I’m nodding along on the basic claims (I think), but still trying to digest the implications. I think one of the things I’m taking away from this is that even though human architecture is different, this failure mode applies and is really common. Not sure what to make of that yet.
(If we’re talking about what a sealed “country of human geniuses” could do over the course of, like, one minute, rather than over the course of 100 years, then, yeah sure, maybe that could be reproduced with future LLMs! See von Oswald et al. 2022 on how (so-called) “in-context learning” can imitate a small number of steps of actual weight updates.[1])
Am I correct in understanding you to be pointing at a practical rather than a theoretical limitation here?
Is the reason that you think it could work for a minute but not 100yr a practical matter of efficiency or one that has a more fundamental limitation that you couldn’t get around with infinite context window/training data/etc?
Will the trained imitation-learner likewise keep improving over the next 10M moves, until it’s doing things wildly better and different than anything that it saw its “teacher” deep Q network ever do? My answer is: no.
Even with a context window that contains all 10M moves, or do you mean within reasonably limited context windows?
It seems like the answer with unlimited context would depend on whether the transformer was able to model the teachers learning process itself. I don’t see any reason this shouldn’t be possible in theory, do you?
The part that’s not clear to me is that giving Grog a database of 1000 textbooks is just as good as walking him through and explaining the contents of 1000 textbooks within a long context window, for a Grog with an impractically large brain. Or rather, I know that it’s not the same, but I don’t know what the limits are or how they work. When Claude switched from reading book length pastes serially to “having them available”, the difference was very obvious. It switched from learning the material as well as a human to the sort of incompetence you’d expect from someone who has the book but hasn’t actually done the reading.

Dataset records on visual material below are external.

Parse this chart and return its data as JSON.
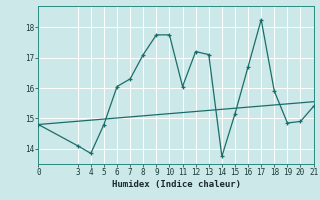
{
  "xlabel": "Humidex (Indice chaleur)",
  "bg_color": "#cce8e8",
  "grid_color": "#ffffff",
  "line_color": "#1a6e6a",
  "xlim": [
    0,
    21
  ],
  "ylim": [
    13.5,
    18.7
  ],
  "xticks": [
    0,
    3,
    4,
    5,
    6,
    7,
    8,
    9,
    10,
    11,
    12,
    13,
    14,
    15,
    16,
    17,
    18,
    19,
    20,
    21
  ],
  "yticks": [
    14,
    15,
    16,
    17,
    18
  ],
  "curve1_x": [
    0,
    3,
    4,
    5,
    6,
    7,
    8,
    9,
    10,
    11,
    12,
    13,
    14,
    15,
    16,
    17,
    18,
    19,
    20,
    21
  ],
  "curve1_y": [
    14.8,
    14.1,
    13.85,
    14.8,
    16.05,
    16.3,
    17.1,
    17.75,
    17.75,
    16.05,
    17.2,
    17.1,
    13.75,
    15.15,
    16.7,
    18.25,
    15.9,
    14.85,
    14.9,
    15.4
  ],
  "curve2_x": [
    0,
    21
  ],
  "curve2_y": [
    14.8,
    15.55
  ],
  "marker1_indices": [
    0,
    3,
    4,
    5,
    6,
    7,
    8,
    9,
    10,
    11,
    12,
    13,
    14,
    15,
    16,
    17,
    18,
    19,
    20,
    21
  ]
}
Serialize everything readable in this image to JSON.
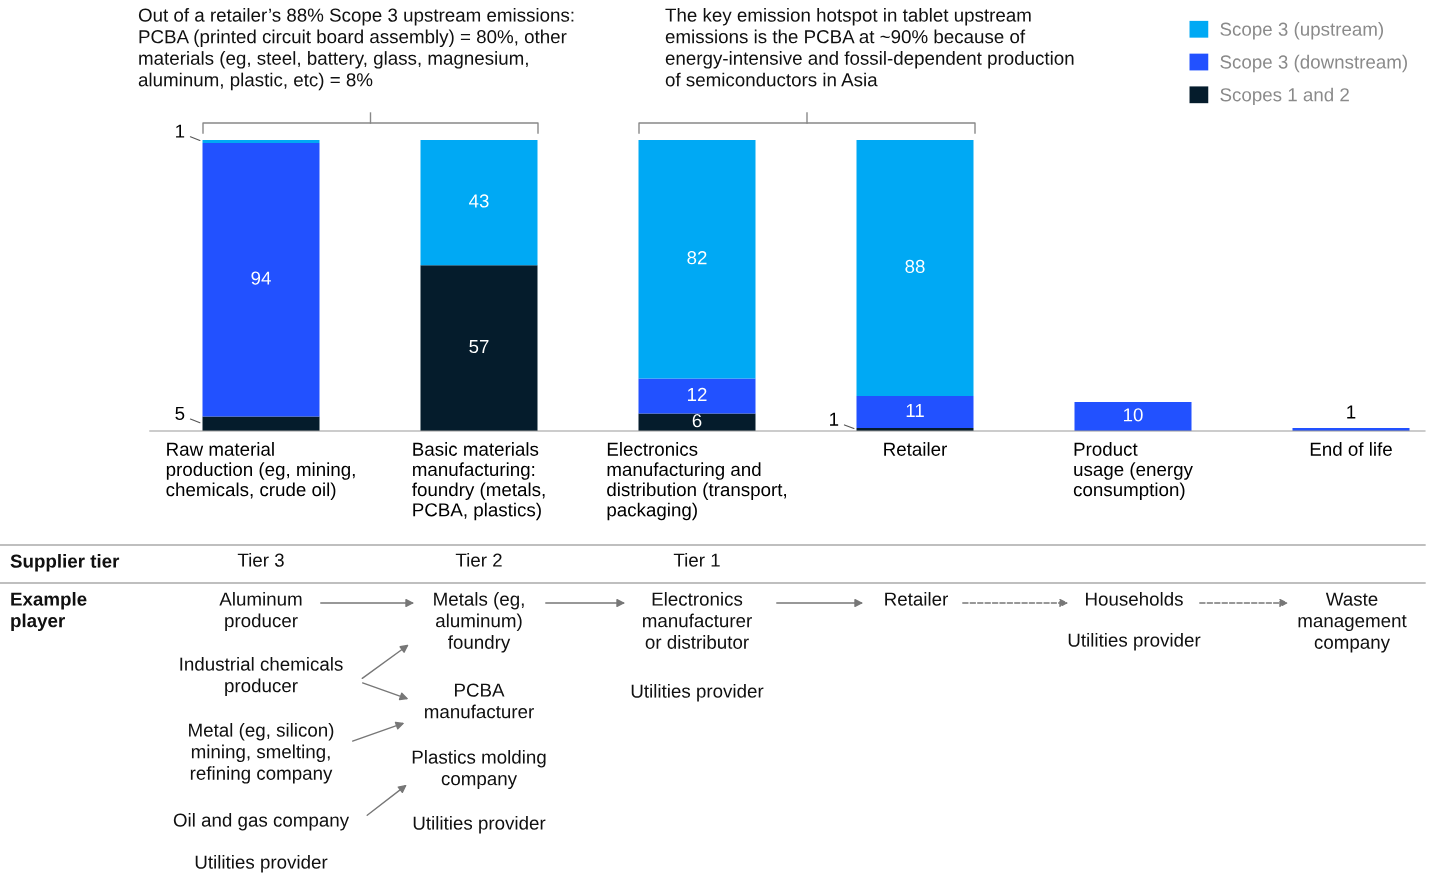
{
  "chart_data": {
    "type": "bar",
    "stacked": true,
    "data_labels": true,
    "legend": "top right",
    "grid": false,
    "categories": [
      "Raw material\nproduction (eg, mining,\nchemicals, crude oil)",
      "Basic materials\nmanufacturing:\nfoundry (metals,\nPCBA, plastics)",
      "Electronics\nmanufacturing and\ndistribution (transport,\npackaging)",
      "Retailer",
      "Product\nusage (energy\nconsumption)",
      "End of life"
    ],
    "series": [
      {
        "name": "Scopes 1 and 2",
        "color": "#051c2c",
        "values": [
          5,
          57,
          6,
          1,
          null,
          null
        ]
      },
      {
        "name": "Scope 3 (downstream)",
        "color": "#2251ff",
        "values": [
          94,
          null,
          12,
          11,
          10,
          1
        ]
      },
      {
        "name": "Scope 3 (upstream)",
        "color": "#00a9f4",
        "values": [
          1,
          43,
          82,
          88,
          null,
          null
        ]
      }
    ],
    "annotations": [
      "Out of a retailer’s 88% Scope 3 upstream emissions:\nPCBA (printed circuit board assembly) = 80%, other\nmaterials (eg, steel, battery, glass, magnesium,\naluminum, plastic, etc) = 8%",
      "The key emission hotspot in tablet upstream\nemissions is the PCBA at ~90% because of\nenergy-intensive and fossil-dependent production\nof semiconductors in Asia",
      "Supplier tier",
      "Tier 3",
      "Tier 2",
      "Tier 1",
      "Example\nplayer",
      "Aluminum\nproducer",
      "Industrial chemicals\nproducer",
      "Metal (eg, silicon)\nmining, smelting,\nrefining company",
      "Oil and gas company",
      "Utilities provider",
      "Metals (eg,\naluminum)\nfoundry",
      "PCBA\nmanufacturer",
      "Plastics molding\ncompany",
      "Utilities provider",
      "Electronics\nmanufacturer\nor distributor",
      "Utilities provider",
      "Retailer",
      "Households",
      "Utilities provider",
      "Waste\nmanagement\ncompany"
    ]
  }
}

I’m with you on “Grog would need to spend years developing a deep understanding of optics and lasers and so on”, but it’s not obvious to me that the years of going through 1000 textbooks in one impractically large context window can’t simulate the learning process itself, and through that simulate a deep understanding of optics and lasers even in theory.
I don’t see you make an argument for why simulation of the learning process itself isn’t possible. I see you concede that “(so-called) “in-context learning” can imitate a small number of steps of actual weight updates”, but I don’t see an explanation of how tight this bound is, exactly, or how it works. Maybe I’m just being a dummy and missing it, or maybe it seems obvious to you because you’ve been thinking about this kind of thing more than I have and so some of the arguments are implicit in ways that aren’t coming across. Either way, pointing to a reason that the learning process itself isn’t something that could be simulated in an astronomically large context window would be a thing you could add which would help me understand.